The Delaware Soil Health Partnership (DSHP), a 14 member group of ASPs from NRCS, Extension, Conservation Districts, DSU and UDel formed in 2014, has expressed a need for continual education on cover crops and their support for this project. Interest among additional ASPs and farmers to continue learning about cover crops is evident by high participation in the Northeast SARE Regional Cover Crops for Soil Health Training that was held in Baltimore in March of 2016 and many subsequent local related events.
- Solution and approach
This project will offer cover crops and soil health education to ASPs and farmers, and professional development training specifically to help ASPs improve their abilities to coach and advise farmers about cover cropping. Members of the DSHP will provide advice and planning support throughout the project as well as being core participants. New ASPs, particularly from Kent and New Castle County Conservation Districts will join the DSHP and participate consistently in SARE trainings. Additional ASP’s and farmers will attend specific trainings as desired. At the beginning of the project, core participants will agree to attending trainings and assisting a certain number of farmers.

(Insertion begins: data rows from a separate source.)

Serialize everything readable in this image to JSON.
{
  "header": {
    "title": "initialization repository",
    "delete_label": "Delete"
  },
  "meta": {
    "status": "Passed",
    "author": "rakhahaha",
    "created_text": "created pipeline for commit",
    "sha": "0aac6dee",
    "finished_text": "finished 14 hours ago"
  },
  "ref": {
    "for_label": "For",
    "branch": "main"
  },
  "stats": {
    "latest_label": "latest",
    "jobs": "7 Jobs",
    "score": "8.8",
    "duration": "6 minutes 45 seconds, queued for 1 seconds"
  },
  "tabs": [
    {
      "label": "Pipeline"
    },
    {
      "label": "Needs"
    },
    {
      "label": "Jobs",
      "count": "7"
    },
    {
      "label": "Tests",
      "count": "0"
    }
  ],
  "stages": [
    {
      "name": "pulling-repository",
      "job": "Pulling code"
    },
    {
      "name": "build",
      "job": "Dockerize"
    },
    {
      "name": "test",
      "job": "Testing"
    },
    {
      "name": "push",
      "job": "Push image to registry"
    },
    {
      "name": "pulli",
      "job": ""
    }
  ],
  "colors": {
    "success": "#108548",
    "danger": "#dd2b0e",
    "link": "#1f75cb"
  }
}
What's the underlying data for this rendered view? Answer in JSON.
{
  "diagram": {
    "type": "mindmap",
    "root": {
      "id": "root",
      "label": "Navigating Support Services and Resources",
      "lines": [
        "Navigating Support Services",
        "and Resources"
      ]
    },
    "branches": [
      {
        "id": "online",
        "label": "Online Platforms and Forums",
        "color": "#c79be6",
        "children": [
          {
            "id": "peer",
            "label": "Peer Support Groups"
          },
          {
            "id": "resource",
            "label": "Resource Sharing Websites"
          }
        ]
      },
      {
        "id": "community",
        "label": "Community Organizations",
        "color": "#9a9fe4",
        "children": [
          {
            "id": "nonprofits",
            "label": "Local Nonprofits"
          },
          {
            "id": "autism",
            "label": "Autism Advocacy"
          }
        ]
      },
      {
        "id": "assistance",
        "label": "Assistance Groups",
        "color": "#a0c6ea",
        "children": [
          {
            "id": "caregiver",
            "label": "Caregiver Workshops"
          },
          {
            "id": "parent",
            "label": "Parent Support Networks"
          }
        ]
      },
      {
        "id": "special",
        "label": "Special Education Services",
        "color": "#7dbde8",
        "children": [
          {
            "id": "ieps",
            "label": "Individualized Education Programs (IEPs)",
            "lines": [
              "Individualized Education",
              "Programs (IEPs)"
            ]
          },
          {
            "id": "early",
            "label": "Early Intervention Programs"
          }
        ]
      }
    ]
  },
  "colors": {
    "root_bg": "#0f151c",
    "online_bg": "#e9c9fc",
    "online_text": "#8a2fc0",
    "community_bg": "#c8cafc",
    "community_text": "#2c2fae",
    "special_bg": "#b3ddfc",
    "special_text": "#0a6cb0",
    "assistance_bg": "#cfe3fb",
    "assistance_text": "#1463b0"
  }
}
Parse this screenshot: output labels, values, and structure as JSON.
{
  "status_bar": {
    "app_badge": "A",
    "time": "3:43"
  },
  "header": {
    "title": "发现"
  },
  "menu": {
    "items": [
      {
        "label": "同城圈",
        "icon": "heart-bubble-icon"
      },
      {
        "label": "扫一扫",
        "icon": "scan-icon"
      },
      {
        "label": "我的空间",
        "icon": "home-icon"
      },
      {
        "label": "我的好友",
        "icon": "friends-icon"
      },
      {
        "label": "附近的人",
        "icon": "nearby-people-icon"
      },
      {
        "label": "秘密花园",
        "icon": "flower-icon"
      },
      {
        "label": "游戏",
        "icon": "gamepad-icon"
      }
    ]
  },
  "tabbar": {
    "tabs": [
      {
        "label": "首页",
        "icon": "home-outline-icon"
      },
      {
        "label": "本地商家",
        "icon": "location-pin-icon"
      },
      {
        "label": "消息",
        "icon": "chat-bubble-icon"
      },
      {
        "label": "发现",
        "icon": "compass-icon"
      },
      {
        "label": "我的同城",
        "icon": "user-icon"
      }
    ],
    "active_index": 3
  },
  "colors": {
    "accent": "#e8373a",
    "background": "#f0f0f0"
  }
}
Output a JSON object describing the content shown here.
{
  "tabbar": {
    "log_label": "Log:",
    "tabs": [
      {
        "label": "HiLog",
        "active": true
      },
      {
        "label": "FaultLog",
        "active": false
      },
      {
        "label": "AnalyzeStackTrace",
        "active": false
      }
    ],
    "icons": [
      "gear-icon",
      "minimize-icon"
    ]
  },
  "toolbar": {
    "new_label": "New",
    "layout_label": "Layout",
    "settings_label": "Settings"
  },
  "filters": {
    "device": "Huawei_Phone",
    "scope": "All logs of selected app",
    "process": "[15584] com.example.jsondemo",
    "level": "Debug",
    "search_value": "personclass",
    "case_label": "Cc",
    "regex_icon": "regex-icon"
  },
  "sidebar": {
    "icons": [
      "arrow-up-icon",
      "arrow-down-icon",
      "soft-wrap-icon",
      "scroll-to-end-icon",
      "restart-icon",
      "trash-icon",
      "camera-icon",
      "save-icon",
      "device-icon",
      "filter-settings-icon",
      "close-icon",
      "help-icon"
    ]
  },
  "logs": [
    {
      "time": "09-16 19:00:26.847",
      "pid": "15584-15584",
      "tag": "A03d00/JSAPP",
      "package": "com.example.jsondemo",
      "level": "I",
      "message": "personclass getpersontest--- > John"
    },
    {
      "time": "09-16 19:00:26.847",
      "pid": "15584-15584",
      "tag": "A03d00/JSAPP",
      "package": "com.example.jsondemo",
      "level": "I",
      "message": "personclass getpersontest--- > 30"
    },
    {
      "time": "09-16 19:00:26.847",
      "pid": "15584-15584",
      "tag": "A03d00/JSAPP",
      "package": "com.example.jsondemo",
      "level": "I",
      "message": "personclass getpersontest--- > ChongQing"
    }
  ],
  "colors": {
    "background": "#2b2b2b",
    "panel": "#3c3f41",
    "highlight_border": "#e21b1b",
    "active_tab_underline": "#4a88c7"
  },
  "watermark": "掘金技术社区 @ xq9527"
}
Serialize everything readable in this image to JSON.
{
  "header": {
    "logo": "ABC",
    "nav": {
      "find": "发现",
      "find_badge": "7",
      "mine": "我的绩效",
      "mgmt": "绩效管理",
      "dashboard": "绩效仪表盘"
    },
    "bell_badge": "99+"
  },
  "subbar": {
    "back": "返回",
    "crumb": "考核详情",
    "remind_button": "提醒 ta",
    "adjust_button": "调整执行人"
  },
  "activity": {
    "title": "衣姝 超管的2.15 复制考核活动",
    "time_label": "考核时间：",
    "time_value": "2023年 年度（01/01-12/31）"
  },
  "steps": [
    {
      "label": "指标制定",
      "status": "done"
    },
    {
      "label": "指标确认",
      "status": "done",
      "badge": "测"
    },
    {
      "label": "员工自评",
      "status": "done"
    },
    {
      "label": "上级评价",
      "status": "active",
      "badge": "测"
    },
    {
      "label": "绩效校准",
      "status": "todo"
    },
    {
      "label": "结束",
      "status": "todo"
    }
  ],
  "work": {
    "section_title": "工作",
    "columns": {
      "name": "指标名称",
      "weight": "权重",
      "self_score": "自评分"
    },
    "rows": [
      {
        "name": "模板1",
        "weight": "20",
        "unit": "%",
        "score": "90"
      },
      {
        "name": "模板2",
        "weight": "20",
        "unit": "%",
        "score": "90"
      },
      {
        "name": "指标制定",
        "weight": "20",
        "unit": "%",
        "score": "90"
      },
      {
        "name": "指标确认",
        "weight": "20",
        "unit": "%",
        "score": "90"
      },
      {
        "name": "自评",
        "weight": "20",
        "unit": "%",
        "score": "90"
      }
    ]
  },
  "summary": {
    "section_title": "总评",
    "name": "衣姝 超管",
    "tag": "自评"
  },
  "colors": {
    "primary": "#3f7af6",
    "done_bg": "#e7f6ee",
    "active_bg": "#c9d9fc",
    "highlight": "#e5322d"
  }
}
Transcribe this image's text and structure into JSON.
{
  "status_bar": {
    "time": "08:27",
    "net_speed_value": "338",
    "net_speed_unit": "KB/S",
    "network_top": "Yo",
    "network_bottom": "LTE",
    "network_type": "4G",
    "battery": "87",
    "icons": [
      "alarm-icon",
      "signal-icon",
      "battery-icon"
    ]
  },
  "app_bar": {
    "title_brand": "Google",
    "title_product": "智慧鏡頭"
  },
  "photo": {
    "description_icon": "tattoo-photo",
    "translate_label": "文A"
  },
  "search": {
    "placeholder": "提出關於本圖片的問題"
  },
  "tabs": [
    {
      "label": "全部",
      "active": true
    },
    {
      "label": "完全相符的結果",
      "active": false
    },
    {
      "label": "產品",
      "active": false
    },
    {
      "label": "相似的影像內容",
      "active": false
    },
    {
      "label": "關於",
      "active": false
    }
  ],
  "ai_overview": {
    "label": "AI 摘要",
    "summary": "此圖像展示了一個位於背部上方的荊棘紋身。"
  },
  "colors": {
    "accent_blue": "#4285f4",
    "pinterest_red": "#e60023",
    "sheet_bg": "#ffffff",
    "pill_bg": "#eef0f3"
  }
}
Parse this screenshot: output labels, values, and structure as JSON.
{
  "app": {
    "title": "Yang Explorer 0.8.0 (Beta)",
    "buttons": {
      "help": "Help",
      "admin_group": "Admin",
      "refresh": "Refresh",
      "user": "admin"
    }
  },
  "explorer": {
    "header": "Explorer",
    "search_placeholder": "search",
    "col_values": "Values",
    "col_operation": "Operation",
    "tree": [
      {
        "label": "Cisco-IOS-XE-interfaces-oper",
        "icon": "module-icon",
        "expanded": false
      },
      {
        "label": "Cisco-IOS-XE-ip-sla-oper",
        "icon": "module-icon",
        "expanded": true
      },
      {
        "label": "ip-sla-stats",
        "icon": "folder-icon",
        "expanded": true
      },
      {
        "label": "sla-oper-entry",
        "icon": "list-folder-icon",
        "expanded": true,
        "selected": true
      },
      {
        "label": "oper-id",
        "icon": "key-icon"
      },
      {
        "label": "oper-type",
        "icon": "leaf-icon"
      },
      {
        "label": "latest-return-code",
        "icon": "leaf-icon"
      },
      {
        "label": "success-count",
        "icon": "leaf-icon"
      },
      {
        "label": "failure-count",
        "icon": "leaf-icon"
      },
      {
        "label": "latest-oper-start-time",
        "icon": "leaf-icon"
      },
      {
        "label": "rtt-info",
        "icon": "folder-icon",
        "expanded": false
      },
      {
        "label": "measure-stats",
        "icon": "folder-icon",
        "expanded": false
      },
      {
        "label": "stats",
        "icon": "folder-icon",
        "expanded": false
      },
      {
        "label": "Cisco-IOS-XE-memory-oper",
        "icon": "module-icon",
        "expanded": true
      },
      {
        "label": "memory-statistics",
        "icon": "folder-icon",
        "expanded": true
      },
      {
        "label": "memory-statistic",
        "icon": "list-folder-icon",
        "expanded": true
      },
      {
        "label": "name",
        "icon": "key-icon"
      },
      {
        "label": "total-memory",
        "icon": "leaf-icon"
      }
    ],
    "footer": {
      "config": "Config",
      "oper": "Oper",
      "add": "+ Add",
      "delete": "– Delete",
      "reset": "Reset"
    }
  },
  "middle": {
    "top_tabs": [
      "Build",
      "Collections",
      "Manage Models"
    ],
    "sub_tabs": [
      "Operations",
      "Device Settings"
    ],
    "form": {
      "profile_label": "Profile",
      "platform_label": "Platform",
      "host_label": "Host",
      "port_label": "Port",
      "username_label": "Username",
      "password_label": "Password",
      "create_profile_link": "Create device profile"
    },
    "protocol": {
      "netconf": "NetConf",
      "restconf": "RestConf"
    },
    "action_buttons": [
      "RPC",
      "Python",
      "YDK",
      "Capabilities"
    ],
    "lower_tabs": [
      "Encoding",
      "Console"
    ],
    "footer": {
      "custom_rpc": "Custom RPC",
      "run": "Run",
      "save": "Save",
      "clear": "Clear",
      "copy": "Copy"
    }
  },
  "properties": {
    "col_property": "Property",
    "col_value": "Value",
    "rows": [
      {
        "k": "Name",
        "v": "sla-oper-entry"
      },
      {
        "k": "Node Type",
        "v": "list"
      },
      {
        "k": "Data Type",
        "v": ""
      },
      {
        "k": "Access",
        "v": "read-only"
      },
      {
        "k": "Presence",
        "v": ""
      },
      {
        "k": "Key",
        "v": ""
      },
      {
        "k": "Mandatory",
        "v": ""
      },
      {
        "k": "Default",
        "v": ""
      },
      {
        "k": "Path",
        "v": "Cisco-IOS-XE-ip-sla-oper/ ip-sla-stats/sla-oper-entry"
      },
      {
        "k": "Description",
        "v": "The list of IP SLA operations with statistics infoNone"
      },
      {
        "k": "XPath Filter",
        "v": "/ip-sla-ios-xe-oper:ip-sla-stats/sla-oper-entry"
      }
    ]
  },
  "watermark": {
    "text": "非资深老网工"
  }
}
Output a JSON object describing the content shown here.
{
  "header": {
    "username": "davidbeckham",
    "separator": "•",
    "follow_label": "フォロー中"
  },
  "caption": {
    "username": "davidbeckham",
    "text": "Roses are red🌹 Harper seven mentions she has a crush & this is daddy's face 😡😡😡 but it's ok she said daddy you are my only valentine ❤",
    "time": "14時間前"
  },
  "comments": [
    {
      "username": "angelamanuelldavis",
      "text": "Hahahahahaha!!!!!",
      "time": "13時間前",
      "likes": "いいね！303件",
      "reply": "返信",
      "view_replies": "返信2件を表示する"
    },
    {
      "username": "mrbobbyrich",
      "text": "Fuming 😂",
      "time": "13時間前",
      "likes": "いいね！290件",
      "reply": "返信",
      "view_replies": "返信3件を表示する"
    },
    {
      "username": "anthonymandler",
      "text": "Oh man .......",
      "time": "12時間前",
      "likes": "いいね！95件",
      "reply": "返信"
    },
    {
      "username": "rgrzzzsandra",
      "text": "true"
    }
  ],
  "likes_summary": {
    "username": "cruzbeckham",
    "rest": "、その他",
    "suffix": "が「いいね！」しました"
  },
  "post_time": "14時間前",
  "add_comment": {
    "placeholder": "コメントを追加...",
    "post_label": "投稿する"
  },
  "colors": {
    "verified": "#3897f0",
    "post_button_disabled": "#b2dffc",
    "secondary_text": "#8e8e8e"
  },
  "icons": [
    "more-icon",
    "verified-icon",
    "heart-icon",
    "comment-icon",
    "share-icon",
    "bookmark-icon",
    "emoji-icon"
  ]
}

Educational activities will include annual late summer field days/workshops and demonstration plots at the DSU research farm, winter classroom workshop sessions, conference presentations, and summer professional development improvement workshops for ASPs. This project will also include collaborative programming with UMES via presentations at their annual Small Farms Conference and workshops on cover cropping in pastures and orchards, organized in conjunction with the UMES state coordinator. The SARE Educator will facilitate networking and sharing of successes/challenges at trainings and throughout the project.
Performance targets from proposal:
12 agricultural service providers (7 members of the Delaware Soil Health Partnership plus 5 additional Ag service providers) will include learned information or techniques cover cropping and soil health into the education and assistance they provide to 75 farmers who manage 10,000 acres.